Solved: Re: How to attach the second variable value to make the first variable...

mmhxc5 · Posted 06-15-2020 06:11 PM

Hi all,

I have a data set where a small number of values are the same but actually they belong to different places. I want to scan the data set and if the first values are the same but the second values are different then I want to just append the second value to the values that are the same as others. Here is an example,

data have;

ID city

123abc 3

123abc 4

1245 dc 6

data want;

ID city

123abc 3

123abc4 4

1245dc 6

As shown above, I want to add the city value at the end of the ID value for the city equal to 4 because I need a data set only with distinct IDs if they belong to different places.

Patrick · Posted 06-19-2020 06:12 PM

@mmhxc5 wrote:

Thank you for your comment. The reason I need to add the 'city' value to the 'ID' is that I need to have a unique ID in the data set because I after this step I will calculate the number of times an ID appeared, but since several cities used the same ID it makes the number of times an ID appeared incorrect. Each ID has other variables associated with as well. First I need to make sure that the IDs are not the same for different cities and then I will use PROC lifetest and PHREG.

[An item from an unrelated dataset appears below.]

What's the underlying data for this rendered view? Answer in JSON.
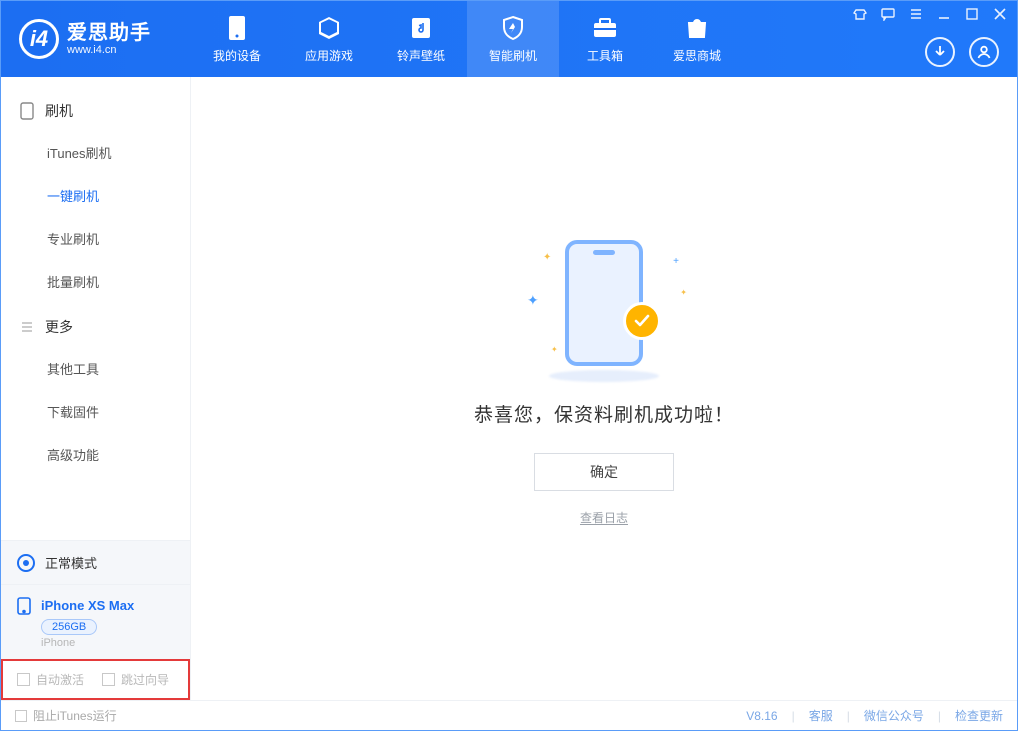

If like your sample data indicates an ID is always the same within a city then why not just execute the PROCs by city.

If ID is not unique within a city then you could run the analysis by CITY ID or by ID CITY as @Astounding proposes - or if you really want this ID City combination value then what @Reeza proposes sound simple enough and fit for purpose.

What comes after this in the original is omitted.